I am having a very difficult time understanding this. I have always learned that regression models do not make assumptions about the distribution of the covariates, or even of the regression parameters, yet it seems that these methods for sample size calculations under logistic regression and Poisson regression (both of these papers I linked to are fairly well cited) are explicitly making such assumptions.

Can anybody shed any light on this subject?

1) Do we ever need to make assumptions about the distribution of covariates in a regression model? Am I simply incorrect in believing we never need to make these assumptions, especially if we are assuming we have a correctly specified regression model?

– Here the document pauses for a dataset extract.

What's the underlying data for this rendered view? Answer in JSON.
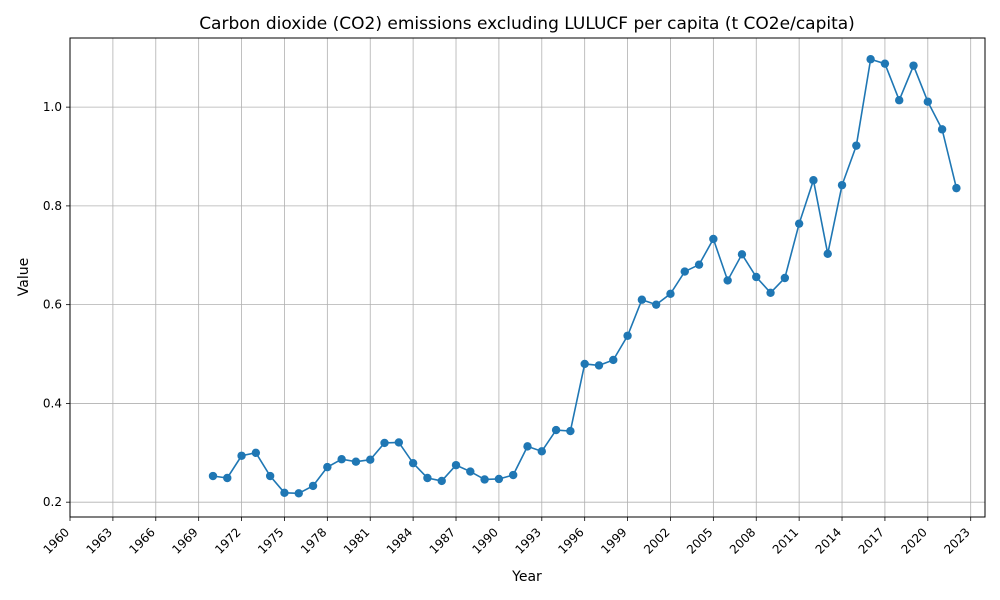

2) If we DON'T need to make these assumptions, then what is the utility of doing so for the purposes of these sample size calculations? I will note further that using the formulas in these papers produces some RADICALLY different sample size estimates for the same effect sizes, based only on changing the assumed distribution of the covariates. I don't see how estimates using this method can be valid if we answer "NO" to question 1.

Best Answer

You do not need to make assumptions about the distribution of the predictors $X$ in order to estimate the regression model or to make inference, but the variance of the obtained estimators will depend on aspects of the distribution of $X$, in particular, its spread as for example measured by its variance. This should be quite clear in the case of simple linear regression:

two linear regression models with different spread of x's

This shows a situation with simple linear regression, the same model ($y=1+x+\text{error}$), but in the left panel observation planned with a well-spread-out $x$, in the right panel the same number of observations planned, but with a more concentrated distribution of the $x$'s. It is intuitively clear that the design of the left panel will give better information for estimation of the model, and the algebra of simple linear regression confirms that.

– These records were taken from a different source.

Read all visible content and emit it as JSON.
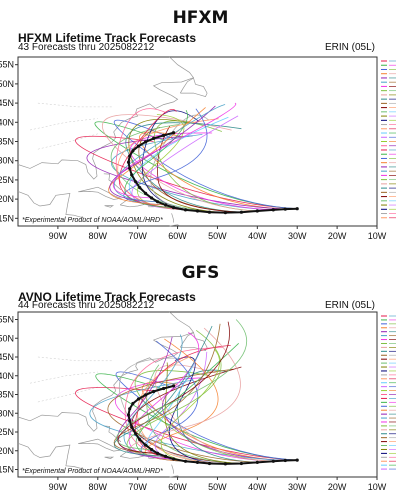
{
  "panels": [
    {
      "heading": "HFXM",
      "title": "HFXM Lifetime Track Forecasts",
      "subtitle": "43 Forecasts thru 2025082212",
      "storm": "ERIN (05L)",
      "credit": "*Experimental Product of NOAA/AOML/HRD*",
      "chart_data": {
        "type": "line",
        "title": "HFXM Lifetime Track Forecasts",
        "xlabel": "",
        "ylabel": "",
        "xlim": [
          -100,
          -10
        ],
        "ylim": [
          13,
          57
        ],
        "xticks": [
          "90W",
          "80W",
          "70W",
          "60W",
          "50W",
          "40W",
          "30W",
          "20W",
          "10W"
        ],
        "yticks": [
          "15N",
          "20N",
          "25N",
          "30N",
          "35N",
          "40N",
          "45N",
          "50N",
          "55N"
        ],
        "best_track": {
          "lon": [
            -30,
            -33,
            -36,
            -40,
            -44,
            -48,
            -52,
            -55,
            -58,
            -61,
            -63,
            -65,
            -66.5,
            -68,
            -69.5,
            -70.5,
            -71.5,
            -72,
            -72.3,
            -72,
            -71.2,
            -69.8,
            -68,
            -66,
            -63.5,
            -61
          ],
          "lat": [
            17.5,
            17.4,
            17.2,
            16.9,
            16.6,
            16.5,
            16.6,
            16.9,
            17.2,
            17.8,
            18.5,
            19.3,
            20.3,
            21.5,
            23,
            24.5,
            26.3,
            28,
            29.6,
            31.2,
            32.6,
            33.8,
            34.9,
            35.8,
            36.6,
            37.3
          ]
        },
        "forecast_spread": {
          "turn_lon_min": -75,
          "turn_lon_max": -62,
          "end_lat_min": 35,
          "end_lat_max": 45
        }
      }
    },
    {
      "heading": "GFS",
      "title": "AVNO Lifetime Track Forecasts",
      "subtitle": "44 Forecasts thru 2025082212",
      "storm": "ERIN (05L)",
      "credit": "*Experimental Product of NOAA/AOML/HRD*",
      "chart_data": {
        "type": "line",
        "title": "AVNO Lifetime Track Forecasts",
        "xlabel": "",
        "ylabel": "",
        "xlim": [
          -100,
          -10
        ],
        "ylim": [
          13,
          57
        ],
        "xticks": [
          "90W",
          "80W",
          "70W",
          "60W",
          "50W",
          "40W",
          "30W",
          "20W",
          "10W"
        ],
        "yticks": [
          "15N",
          "20N",
          "25N",
          "30N",
          "35N",
          "40N",
          "45N",
          "50N",
          "55N"
        ],
        "best_track": {
          "lon": [
            -30,
            -33,
            -36,
            -40,
            -44,
            -48,
            -52,
            -55,
            -58,
            -61,
            -63,
            -65,
            -66.5,
            -68,
            -69.5,
            -70.5,
            -71.5,
            -72,
            -72.3,
            -72,
            -71.2,
            -69.8,
            -68,
            -66,
            -63.5,
            -61
          ],
          "lat": [
            17.5,
            17.4,
            17.2,
            16.9,
            16.6,
            16.5,
            16.6,
            16.9,
            17.2,
            17.8,
            18.5,
            19.3,
            20.3,
            21.5,
            23,
            24.5,
            26.3,
            28,
            29.6,
            31.2,
            32.6,
            33.8,
            34.9,
            35.8,
            36.6,
            37.3
          ]
        },
        "forecast_spread": {
          "turn_lon_min": -75,
          "turn_lon_max": -58,
          "end_lat_min": 36,
          "end_lat_max": 55
        }
      }
    }
  ],
  "colors": {
    "best_track": "#111111",
    "forecasts": [
      "#e6194b",
      "#3cb44b",
      "#4363d8",
      "#f58231",
      "#911eb4",
      "#46a0c8",
      "#f032e6",
      "#7fbf3f",
      "#e8a0a0",
      "#2e8b8b",
      "#9a6324",
      "#800000",
      "#6fbf6f",
      "#808000",
      "#000075",
      "#a9a9a9",
      "#ff9966",
      "#66ccff",
      "#cc66ff",
      "#99cc33",
      "#ff6699"
    ],
    "land_outline": "#9a9a9a"
  }
}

In the following we will show this for simple linear regression, but the argument and conclusion is equally valid for multiple linear regression. The simple linear regression model is $$ y_i = \alpha + \beta x_i + \epsilon_i $$ and the usual assumptions of homoskedasticity and independent error terms. Then the estimator $\hat{\beta}$ of the slope can be written $$ \hat{\beta} = r_{xy} \frac{s_y}{s_x} $$ with the usual definitions. Its variance can be written $$ \DeclareMathOperator{\V}{\mathbb{V}} \V \hat{\beta} = \frac{\frac1{n-2}\sum \hat{\epsilon}_i^2}{\sum (x_i-\bar{x})^2} $$ and it is obvious from that formula that increasing the variance of the $x$' s will decrease the variance of $\hat{\beta}$. There is some subtle nuances here, in the usual theory for (simple) linear regression, the $x$'s are simply known constants, they are not random variables. Therefor the name design matrix, the values of $x$ are not observed values of a random variable, they are designed, that is, chosen, by the statistician. That reflect the origin of this terminology in design of experiments. In the majority of applications, probably, this is not the case, we do observe $x$ as values of some random variable. But still, inference is done conditional on the observed values. So, in this sense, since $x$ is not modeled as a random variable, it does not have a distribution! So, in that sense, inference cannot depend on something that does not exist (in the model). But, as the variance formula above shows, the variance of estimator $\hat{\beta}$ depends on the empirical variance of $x$.

So, if you are able to influence data collection, it is better to plan for well spread out values of $x$.

All of the above (except the concrete formulas) will be valid for Poisson regression. I will not repeat the arguments in that case.